Poker Is A Two-Faced Game

Last evening one of the local (Las Vegas) news stations featured a spot on how to play Texas hold'em. The news reader (he calls himself a reporter) introduced the story by saying the game is hard to learn, but his station was going to teach viewers how to play, "right after this message."

When the team came back from a bevy of commercial messages, the reader introduced a professional poker dealer sitting at a poker table who contradicted the news person's report by stating that hold'em is a very easy game to learn and that if you already know home poker, you can pick up on this game very quickly. He then scrambled the cards, shuffled and hurriedly explained. His lesson took a total of three minutes.

Maybe nobody saw the humor in the dichotomy and if they did, then they're real poker players.

Hold'em really is easy to learn.

Hold'em really is hard to learn.

Maybe it's a little bit like driving. Find an empty field, get behind the wheel and press the accelerator. In no time you know how to drive. But take that same car out on the nearest freeway with only that bit of knowledge and you're looking for trouble.

So much of poker is a contradiction. It's supposed to be a game of honesty but in reality, it's about dishonesty.

Look at the river. You have a solid hand on the flop. The turn looks dangerous. Then this fresh-water alligator jumps out and bites you. When the water starts churning on the turn, you know you're beat but you hand to "keep him honest," so you go in another bet and a raise.

It's hard to admit you're beat but it's harder to lose the pot. And if it turns out you were bluffed, so what? Bluffs work -‹ sometimes.

And speaking of bluffing, isn't that kind of like lying? In this game of honesty the best hand is supposed to win, but that's not the way it happens most of the time. In many pots, the best hand finds its way into the muck because some sharp player figured out a way to make the person holding the best hand think he was holding the second-best hand.

Sometimes that bluff will force a player onto tilt and he will begin to play recklessly and the result can spell disaster.

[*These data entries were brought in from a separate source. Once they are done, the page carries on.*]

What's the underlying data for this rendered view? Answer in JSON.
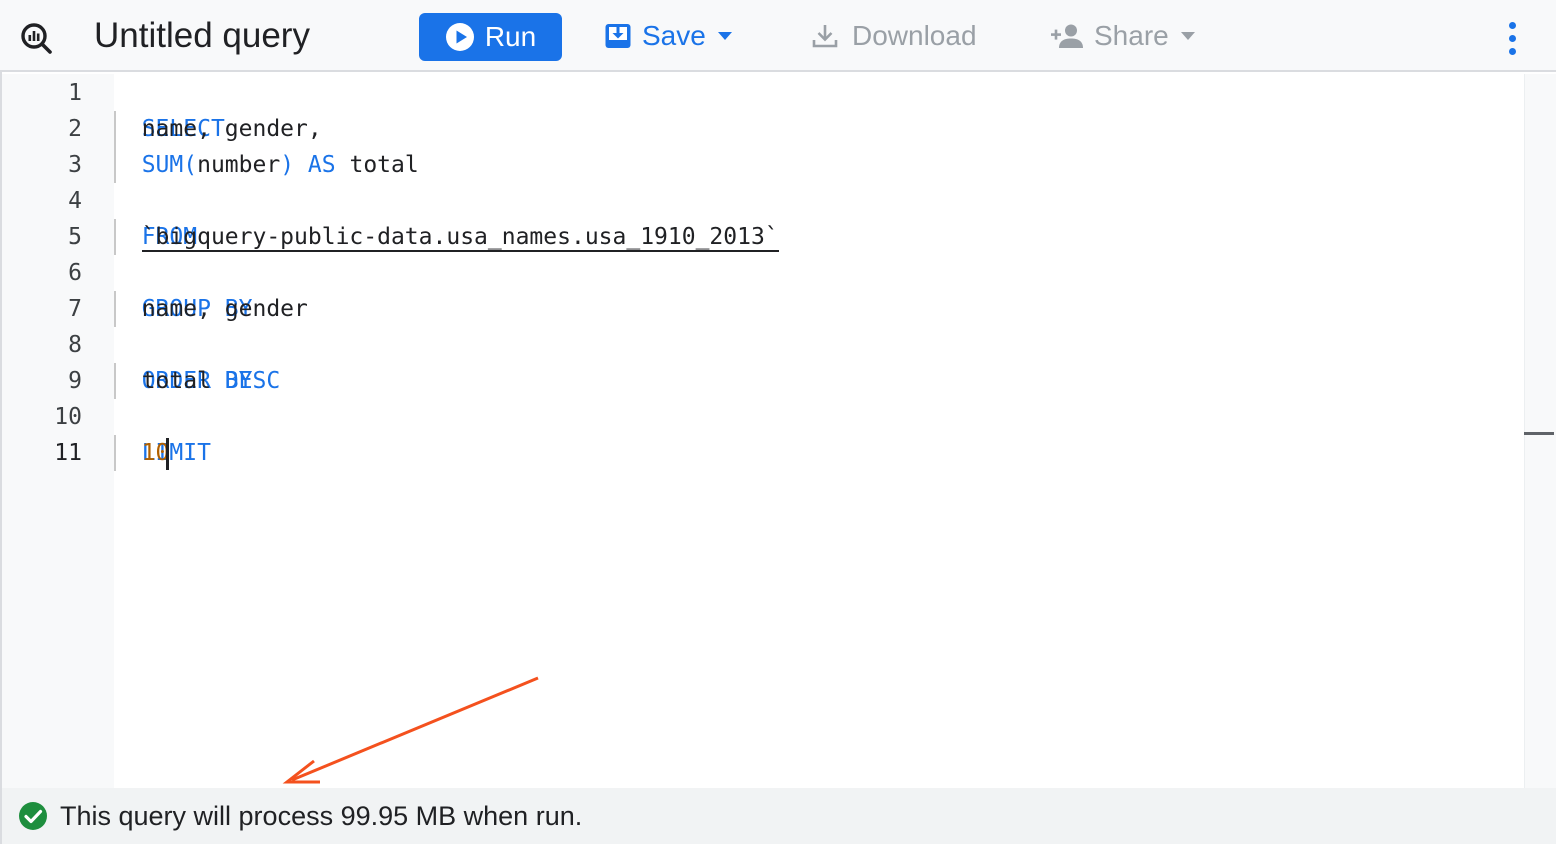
{
  "toolbar": {
    "app_icon": "bigquery-icon",
    "title": "Untitled query",
    "run_label": "Run",
    "save_label": "Save",
    "download_label": "Download",
    "share_label": "Share",
    "more_icon": "more-vert-icon"
  },
  "editor": {
    "line_numbers": [
      "1",
      "2",
      "3",
      "4",
      "5",
      "6",
      "7",
      "8",
      "9",
      "10",
      "11"
    ],
    "lines": [
      {
        "keyword": "SELECT"
      },
      {
        "text": "name, gender,"
      },
      {
        "fn": "SUM(",
        "arg": "number",
        "close": ")",
        "as": "AS",
        "alias": "total"
      },
      {
        "keyword": "FROM"
      },
      {
        "table": "`bigquery-public-data.usa_names.usa_1910_2013`"
      },
      {
        "keyword": "GROUP BY"
      },
      {
        "text": "name, gender"
      },
      {
        "keyword": "ORDER BY"
      },
      {
        "text": "total",
        "kw": "DESC"
      },
      {
        "keyword": "LIMIT"
      },
      {
        "number": "10"
      }
    ]
  },
  "status": {
    "icon": "check-circle-icon",
    "message": "This query will process 99.95 MB when run."
  },
  "colors": {
    "accent": "#1a73e8",
    "keyword": "#1a73e8",
    "number": "#b06000",
    "success": "#1e8e3e",
    "annotation_arrow": "#f4511e",
    "disabled": "#9aa0a6"
  }
}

Aggression is good -- sometimes.

In poker, you have to play the cards to win the pot so why not see every flop. If you don't play, you can't win! Or at least that's what a player might think is proper procedure. So go ahead and play every two hole cards you get from the dealer and guess what? You lose money.

That's the interesting part about poker. It's everything you never learned in kindergarten, in high school, in college or in the army. It's a game where you take what you've learned and figure out how to bend it until it's just about at the breaking point.

If you're smart, you never get mad because someone else was able to bend it a micro-inch further. You learn from it and do it too.

It's the one game where being two-faced is actually a good thing.